Gli ultimi due capitoli del film segnano l’approdo definitivo di Cléo a una nuova consapevolezza. Il parco Montsouris è illuminato dalla solita luce naturale corretta in chiave surreale, con un filtro verde a rischiarare le foglie, donandogli una consistenza nevosa. Antoine è un giovane soldato in licenza, romantico e di buone letture. Domani partirà per l’Algeria, dove la guerra imperversa da otto anni. È il «chiacchierone» a cui madame Irma faceva riferimento nel prologo, un incontro inaspettato a cui Cléo, di solito insofferente agli abbordaggi, non si sottrae.
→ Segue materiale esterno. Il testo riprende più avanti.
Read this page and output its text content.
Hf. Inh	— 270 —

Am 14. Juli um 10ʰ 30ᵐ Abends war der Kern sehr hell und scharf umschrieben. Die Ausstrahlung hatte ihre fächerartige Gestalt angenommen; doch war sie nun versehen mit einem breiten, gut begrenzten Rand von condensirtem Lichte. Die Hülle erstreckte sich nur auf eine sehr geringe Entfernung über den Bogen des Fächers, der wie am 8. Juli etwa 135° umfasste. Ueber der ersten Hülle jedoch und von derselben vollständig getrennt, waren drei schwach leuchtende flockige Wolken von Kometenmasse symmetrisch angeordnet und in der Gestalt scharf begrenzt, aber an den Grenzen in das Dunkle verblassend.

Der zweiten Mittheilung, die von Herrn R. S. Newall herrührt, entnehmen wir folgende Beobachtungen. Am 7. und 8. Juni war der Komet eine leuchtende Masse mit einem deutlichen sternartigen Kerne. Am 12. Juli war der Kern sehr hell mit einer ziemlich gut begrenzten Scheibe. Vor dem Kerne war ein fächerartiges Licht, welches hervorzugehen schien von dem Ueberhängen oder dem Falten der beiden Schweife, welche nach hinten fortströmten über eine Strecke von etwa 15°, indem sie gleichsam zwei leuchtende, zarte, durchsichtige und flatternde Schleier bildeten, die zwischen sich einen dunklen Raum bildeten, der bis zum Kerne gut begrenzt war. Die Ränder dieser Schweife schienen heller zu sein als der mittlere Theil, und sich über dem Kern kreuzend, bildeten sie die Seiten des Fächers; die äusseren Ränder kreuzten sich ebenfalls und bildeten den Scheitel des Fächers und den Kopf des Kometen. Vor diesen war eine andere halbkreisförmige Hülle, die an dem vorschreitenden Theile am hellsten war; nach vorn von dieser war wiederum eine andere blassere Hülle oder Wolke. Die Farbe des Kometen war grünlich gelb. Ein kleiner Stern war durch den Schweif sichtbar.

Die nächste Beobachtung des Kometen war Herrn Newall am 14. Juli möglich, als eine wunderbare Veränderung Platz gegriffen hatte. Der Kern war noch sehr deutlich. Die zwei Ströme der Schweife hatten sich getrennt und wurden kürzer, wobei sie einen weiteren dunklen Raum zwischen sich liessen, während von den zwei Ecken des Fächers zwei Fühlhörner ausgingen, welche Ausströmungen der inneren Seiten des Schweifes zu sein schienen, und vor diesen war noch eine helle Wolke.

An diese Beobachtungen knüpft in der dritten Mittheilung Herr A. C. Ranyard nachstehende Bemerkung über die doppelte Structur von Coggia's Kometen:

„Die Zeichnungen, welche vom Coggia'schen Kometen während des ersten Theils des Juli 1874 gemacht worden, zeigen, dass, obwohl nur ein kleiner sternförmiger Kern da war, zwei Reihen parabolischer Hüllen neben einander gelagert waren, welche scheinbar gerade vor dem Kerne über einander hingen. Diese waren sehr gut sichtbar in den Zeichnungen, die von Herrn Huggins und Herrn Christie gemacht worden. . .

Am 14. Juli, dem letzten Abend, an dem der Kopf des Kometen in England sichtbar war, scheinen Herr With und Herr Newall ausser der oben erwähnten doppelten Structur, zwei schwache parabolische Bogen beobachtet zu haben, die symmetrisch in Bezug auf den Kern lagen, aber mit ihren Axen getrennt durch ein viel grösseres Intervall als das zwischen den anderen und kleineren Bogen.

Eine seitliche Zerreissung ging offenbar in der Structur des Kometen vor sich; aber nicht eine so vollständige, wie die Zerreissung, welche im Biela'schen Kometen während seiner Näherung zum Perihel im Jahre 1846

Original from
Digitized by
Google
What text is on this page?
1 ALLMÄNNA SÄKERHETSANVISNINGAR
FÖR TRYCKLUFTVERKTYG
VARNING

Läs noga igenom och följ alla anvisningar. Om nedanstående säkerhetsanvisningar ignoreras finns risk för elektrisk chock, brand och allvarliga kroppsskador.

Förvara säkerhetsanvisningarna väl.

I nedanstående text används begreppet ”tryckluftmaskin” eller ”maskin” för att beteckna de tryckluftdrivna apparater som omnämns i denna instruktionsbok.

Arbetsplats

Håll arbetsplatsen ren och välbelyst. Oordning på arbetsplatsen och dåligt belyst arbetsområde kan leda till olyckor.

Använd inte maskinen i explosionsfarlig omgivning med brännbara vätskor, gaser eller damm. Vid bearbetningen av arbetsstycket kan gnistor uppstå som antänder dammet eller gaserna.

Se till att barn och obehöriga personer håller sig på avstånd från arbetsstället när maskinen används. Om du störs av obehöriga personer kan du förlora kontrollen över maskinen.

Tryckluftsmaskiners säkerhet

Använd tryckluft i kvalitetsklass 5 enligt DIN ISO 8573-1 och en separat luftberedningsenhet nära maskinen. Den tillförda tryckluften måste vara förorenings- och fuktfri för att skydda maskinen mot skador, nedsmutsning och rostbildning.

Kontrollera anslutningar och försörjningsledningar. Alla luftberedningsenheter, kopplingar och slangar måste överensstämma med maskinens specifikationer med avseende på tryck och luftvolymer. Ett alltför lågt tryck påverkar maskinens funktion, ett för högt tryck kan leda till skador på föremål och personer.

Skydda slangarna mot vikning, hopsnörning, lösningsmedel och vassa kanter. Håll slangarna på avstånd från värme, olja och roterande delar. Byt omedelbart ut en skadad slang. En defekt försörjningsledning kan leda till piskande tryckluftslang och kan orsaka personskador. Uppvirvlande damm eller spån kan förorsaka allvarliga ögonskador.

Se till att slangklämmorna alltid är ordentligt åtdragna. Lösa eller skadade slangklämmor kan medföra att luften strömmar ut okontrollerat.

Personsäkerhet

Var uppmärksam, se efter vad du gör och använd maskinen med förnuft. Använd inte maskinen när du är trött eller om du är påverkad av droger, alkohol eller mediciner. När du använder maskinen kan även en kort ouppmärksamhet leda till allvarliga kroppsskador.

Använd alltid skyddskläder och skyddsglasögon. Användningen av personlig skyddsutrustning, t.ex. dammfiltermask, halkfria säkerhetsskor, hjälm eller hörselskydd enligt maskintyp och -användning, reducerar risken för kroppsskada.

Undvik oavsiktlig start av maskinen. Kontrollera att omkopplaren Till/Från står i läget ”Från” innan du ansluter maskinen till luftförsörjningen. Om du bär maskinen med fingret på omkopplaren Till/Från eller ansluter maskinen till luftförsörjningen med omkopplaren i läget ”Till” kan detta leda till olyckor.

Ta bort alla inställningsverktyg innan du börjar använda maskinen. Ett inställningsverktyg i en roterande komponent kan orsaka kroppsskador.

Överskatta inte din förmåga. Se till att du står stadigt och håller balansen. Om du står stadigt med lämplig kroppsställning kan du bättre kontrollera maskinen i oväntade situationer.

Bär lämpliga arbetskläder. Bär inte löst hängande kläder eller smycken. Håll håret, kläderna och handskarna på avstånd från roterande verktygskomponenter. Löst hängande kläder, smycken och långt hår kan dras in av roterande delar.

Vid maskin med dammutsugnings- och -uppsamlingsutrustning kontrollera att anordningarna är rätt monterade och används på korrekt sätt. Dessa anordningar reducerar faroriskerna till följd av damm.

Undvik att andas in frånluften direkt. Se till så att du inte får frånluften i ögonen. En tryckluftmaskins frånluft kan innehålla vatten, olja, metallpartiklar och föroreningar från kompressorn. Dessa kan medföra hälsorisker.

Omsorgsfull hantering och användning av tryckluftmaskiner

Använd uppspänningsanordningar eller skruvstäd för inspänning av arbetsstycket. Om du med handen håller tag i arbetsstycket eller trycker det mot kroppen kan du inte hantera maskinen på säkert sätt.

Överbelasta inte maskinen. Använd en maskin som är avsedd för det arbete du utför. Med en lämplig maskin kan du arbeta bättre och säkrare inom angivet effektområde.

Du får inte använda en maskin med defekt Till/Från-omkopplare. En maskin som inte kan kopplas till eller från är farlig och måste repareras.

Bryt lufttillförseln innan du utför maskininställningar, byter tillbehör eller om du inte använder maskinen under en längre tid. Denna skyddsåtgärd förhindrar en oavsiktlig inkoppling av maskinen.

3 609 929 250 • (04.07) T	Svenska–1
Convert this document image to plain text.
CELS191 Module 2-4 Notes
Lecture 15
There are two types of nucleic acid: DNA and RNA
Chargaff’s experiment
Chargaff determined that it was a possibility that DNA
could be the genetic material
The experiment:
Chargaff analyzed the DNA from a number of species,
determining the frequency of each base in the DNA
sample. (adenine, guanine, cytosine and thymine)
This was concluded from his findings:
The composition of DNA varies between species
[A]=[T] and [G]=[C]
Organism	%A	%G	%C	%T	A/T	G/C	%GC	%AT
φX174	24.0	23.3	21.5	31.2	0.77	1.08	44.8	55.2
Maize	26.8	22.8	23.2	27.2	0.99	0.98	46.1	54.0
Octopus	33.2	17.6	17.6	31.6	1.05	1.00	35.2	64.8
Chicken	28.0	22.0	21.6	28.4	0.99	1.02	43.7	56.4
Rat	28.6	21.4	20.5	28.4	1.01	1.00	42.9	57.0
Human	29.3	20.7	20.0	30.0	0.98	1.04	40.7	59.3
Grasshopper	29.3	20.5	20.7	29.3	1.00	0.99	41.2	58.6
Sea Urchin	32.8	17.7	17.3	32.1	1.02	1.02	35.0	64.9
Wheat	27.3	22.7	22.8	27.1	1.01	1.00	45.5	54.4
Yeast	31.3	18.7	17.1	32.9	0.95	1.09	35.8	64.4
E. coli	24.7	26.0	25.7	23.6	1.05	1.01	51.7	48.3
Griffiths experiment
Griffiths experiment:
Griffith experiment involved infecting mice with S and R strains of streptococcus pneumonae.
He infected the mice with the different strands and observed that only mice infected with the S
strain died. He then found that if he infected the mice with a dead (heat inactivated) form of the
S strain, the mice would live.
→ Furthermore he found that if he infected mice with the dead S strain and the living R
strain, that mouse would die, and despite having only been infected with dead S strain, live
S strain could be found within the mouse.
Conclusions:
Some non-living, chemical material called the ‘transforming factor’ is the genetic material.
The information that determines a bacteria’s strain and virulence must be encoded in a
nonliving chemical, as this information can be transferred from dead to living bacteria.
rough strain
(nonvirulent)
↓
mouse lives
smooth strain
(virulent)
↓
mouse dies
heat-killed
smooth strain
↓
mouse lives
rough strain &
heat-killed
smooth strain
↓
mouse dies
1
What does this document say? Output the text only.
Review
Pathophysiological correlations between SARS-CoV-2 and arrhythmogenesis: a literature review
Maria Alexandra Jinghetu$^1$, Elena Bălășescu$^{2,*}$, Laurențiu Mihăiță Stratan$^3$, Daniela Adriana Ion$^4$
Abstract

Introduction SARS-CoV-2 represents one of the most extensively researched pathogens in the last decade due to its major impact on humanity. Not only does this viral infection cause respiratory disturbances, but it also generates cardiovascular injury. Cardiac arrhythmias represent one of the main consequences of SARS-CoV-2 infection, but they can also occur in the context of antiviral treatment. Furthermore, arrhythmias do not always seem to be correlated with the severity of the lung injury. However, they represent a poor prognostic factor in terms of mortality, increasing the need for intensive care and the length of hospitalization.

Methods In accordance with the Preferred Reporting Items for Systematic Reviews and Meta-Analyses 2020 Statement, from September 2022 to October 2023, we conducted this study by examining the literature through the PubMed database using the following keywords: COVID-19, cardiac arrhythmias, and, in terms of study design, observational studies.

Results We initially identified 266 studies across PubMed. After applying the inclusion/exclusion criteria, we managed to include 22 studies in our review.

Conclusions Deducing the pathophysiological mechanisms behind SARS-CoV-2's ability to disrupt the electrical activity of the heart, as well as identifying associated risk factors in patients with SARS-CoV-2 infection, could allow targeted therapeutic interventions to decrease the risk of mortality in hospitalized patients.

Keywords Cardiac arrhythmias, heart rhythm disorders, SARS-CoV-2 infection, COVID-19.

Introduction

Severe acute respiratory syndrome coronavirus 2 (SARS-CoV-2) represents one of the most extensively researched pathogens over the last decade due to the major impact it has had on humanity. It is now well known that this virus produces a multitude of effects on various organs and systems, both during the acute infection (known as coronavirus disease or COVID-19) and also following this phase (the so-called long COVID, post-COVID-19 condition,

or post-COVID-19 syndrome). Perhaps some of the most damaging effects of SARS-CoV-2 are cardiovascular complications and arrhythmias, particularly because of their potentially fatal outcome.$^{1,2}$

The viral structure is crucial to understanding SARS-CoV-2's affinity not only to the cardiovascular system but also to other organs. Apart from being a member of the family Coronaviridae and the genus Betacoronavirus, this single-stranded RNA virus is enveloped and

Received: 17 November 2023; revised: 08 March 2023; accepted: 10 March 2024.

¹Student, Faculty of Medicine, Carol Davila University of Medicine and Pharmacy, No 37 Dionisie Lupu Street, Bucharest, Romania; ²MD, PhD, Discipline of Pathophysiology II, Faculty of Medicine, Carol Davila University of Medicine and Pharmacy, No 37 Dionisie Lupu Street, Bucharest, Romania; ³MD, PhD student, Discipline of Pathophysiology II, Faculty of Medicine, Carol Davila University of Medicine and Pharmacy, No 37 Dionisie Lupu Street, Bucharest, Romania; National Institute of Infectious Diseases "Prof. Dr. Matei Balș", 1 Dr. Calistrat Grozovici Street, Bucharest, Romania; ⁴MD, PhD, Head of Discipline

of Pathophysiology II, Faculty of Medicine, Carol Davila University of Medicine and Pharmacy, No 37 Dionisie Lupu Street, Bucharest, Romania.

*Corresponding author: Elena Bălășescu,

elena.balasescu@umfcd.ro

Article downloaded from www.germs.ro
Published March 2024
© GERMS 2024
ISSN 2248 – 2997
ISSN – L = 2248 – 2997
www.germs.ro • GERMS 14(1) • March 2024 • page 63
I due personaggi condividono un destino comune. Entrambi vivono una «morte sospesa», Cléo per il cancro, Antoine per la guerra. Si intravvede lo spirito da sociologa di Varda. In quegli anni, furono oltre 2 milioni i giovani francesi richiamati in Algeria per il conflitto. Al tempo stesso, una delle paure più diffuse tra la popolazione civile era il cancro. Al termine di un dialogo su una panchina, incapsulati in uno sfondo abbagliante, fuori dal tempo perché già fuori dalla vita, Cléo e Antoine decidono di fare fronte comune di fronte al destino. Antoine accompagnerà Cléo all’ospedale per scoprire l’esito dell’esame, la ragazza sarà con lui in stazione al momento della partenza. L’inaspettata alleanza dona un po’ di forza e di serenità a Cléo, la quale, nonostante la diagnosi infausta, scoprirà di non aver paura, di essere persino felice.